The loss of biodiversity at the three levels (ecosystem, species, and genetic) has reduced genetic diversity. The need for diversity is not merely because of compassion alone but also because of the scientific aspect of respecting the interdependence within an ecosystem. There is another dimension towards biodiversity which is brought out in the OTA report:

“Loss of biodiversity may eliminate options to use untapped resources for agricultural, industrial, and medicinal development.  Crop genetic resources have accounted for about 50% of productivity increases and for annual contributions of about $1 billion to US agriculture… Future grains will depend on the use of genetic diversity.

Loss of plant species could mean loss of billions of dollars in potential plant-derived pharmaceutical products. About 25% of the numbers of prescription drugs in the United States are derived from plants… Consequences to humans of loss of potential medicines have impacts that go beyond economic benefits…

Nature provides the basic materials; science enables the merging of desired properties into new forms or combinations. Loss of diversity, therefore, may undermine society’s realization of the technology’s potential.” 

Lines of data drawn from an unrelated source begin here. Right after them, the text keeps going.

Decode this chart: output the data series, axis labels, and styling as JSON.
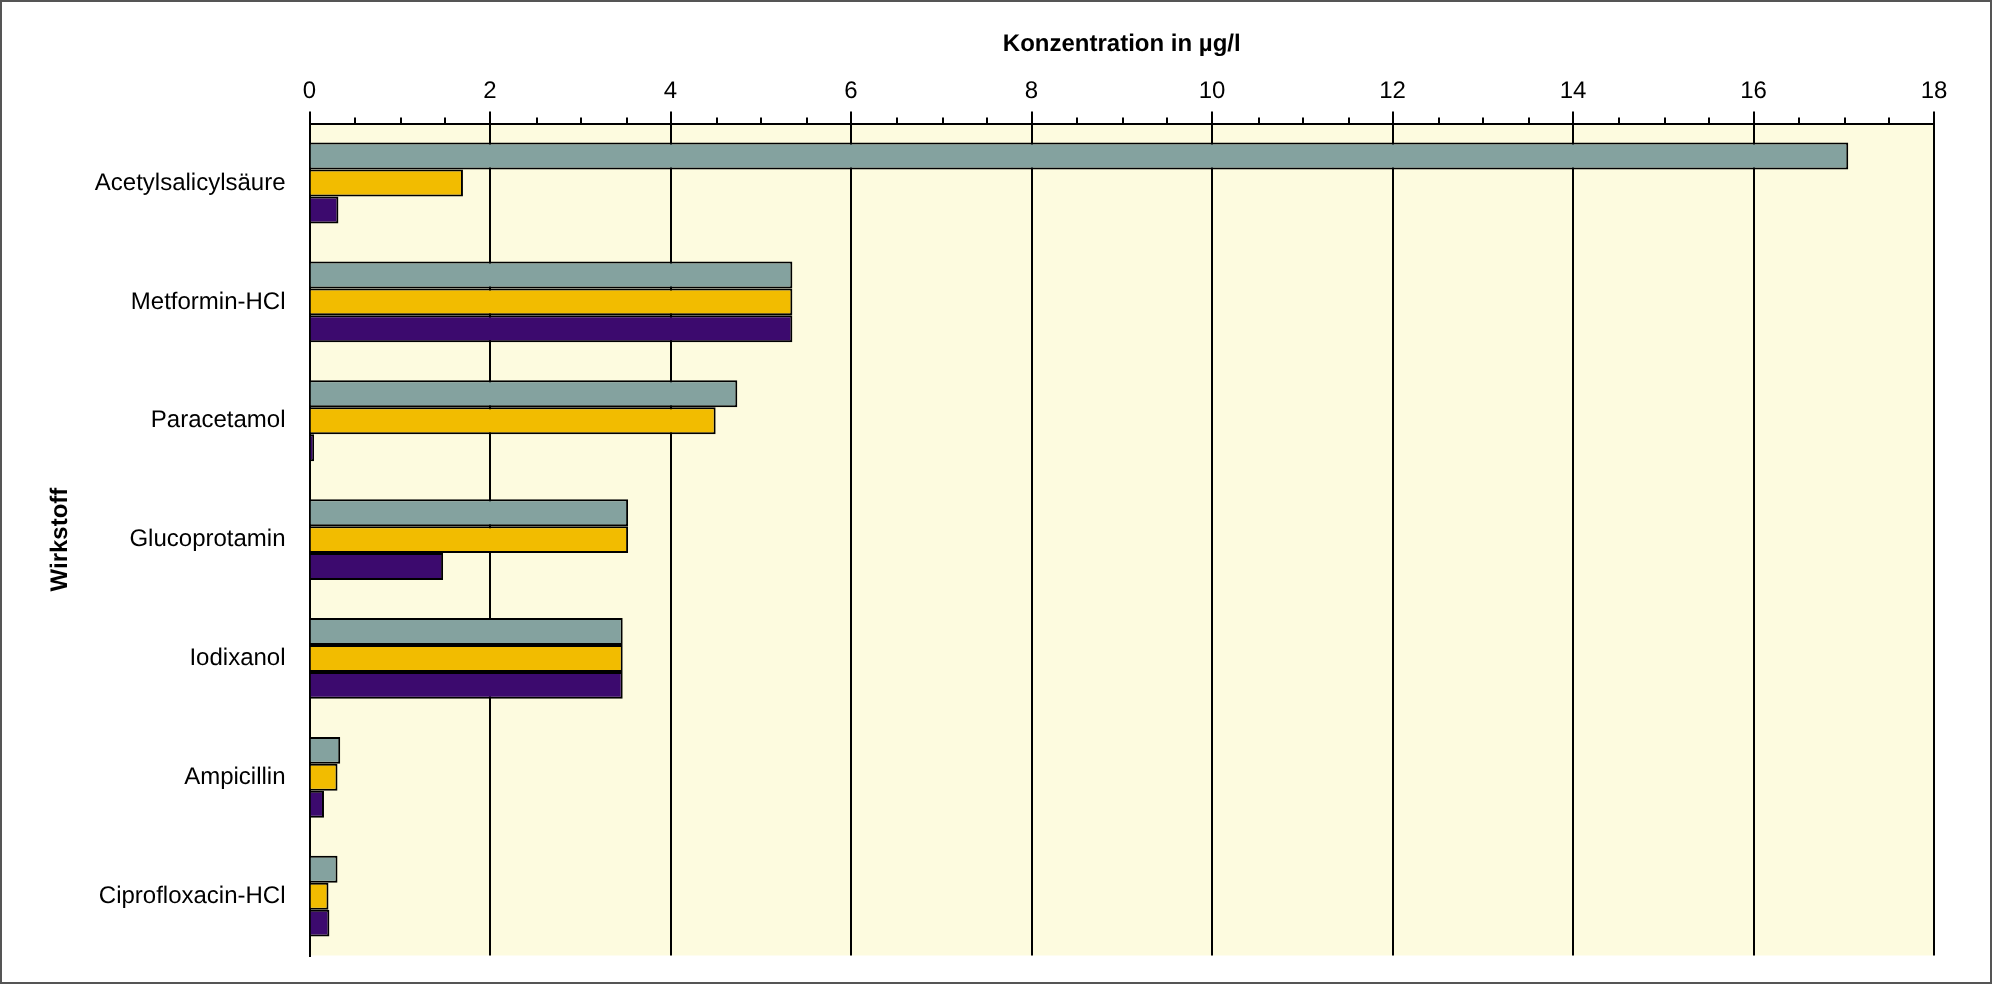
{
  "chart_data": {
    "type": "bar",
    "orientation": "horizontal",
    "xlabel": "Konzentration in µg/l",
    "ylabel": "Wirkstoff",
    "categories": [
      "Acetylsalicylsäure",
      "Metformin-HCl",
      "Paracetamol",
      "Glucoprotamin",
      "Iodixanol",
      "Ampicillin",
      "Ciprofloxacin-HCl"
    ],
    "series": [
      {
        "color": "#84a29f",
        "values": [
          17.05,
          5.35,
          4.74,
          3.53,
          3.47,
          0.34,
          0.31
        ]
      },
      {
        "color": "#f2bc00",
        "values": [
          1.7,
          5.35,
          4.5,
          3.53,
          3.47,
          0.31,
          0.21
        ]
      },
      {
        "color": "#3c0a6e",
        "values": [
          0.32,
          5.35,
          0.05,
          1.48,
          3.47,
          0.16,
          0.22
        ]
      }
    ],
    "xlim": [
      0,
      18
    ],
    "xticks": [
      0,
      2,
      4,
      6,
      8,
      10,
      12,
      14,
      16,
      18
    ],
    "grid": "x",
    "legend": false
  }
}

  Therefore every care has to be taken for the proper conservation of biodiversity. It is often said that “while the human race cannot exist without biodiversity, the latter can exist without the human race.”  We need legally binding targets for the restoration of natural habitats. This is not only important for the habitats but also for climate mitigation and adaptation and increasing the resilience of our ecosystems. We can try to reverse defaunation through animal translocations and creating sanctuaries, biosphere reserves, and using gene banks or simply we can go green in every respect. To truly rule out the fact that animals being statistics in casualty reports and protect biodiversity, we need to go beyond protecting it from foreigners to adopting economic development strategies compatible with national biodiversity goals. I would now like to conclude with Carl Sagan’s words which resonate with this idea:

“In our obscurity – in all this vastness – there is no hint that help will come from elsewhere to save us from ourselves.”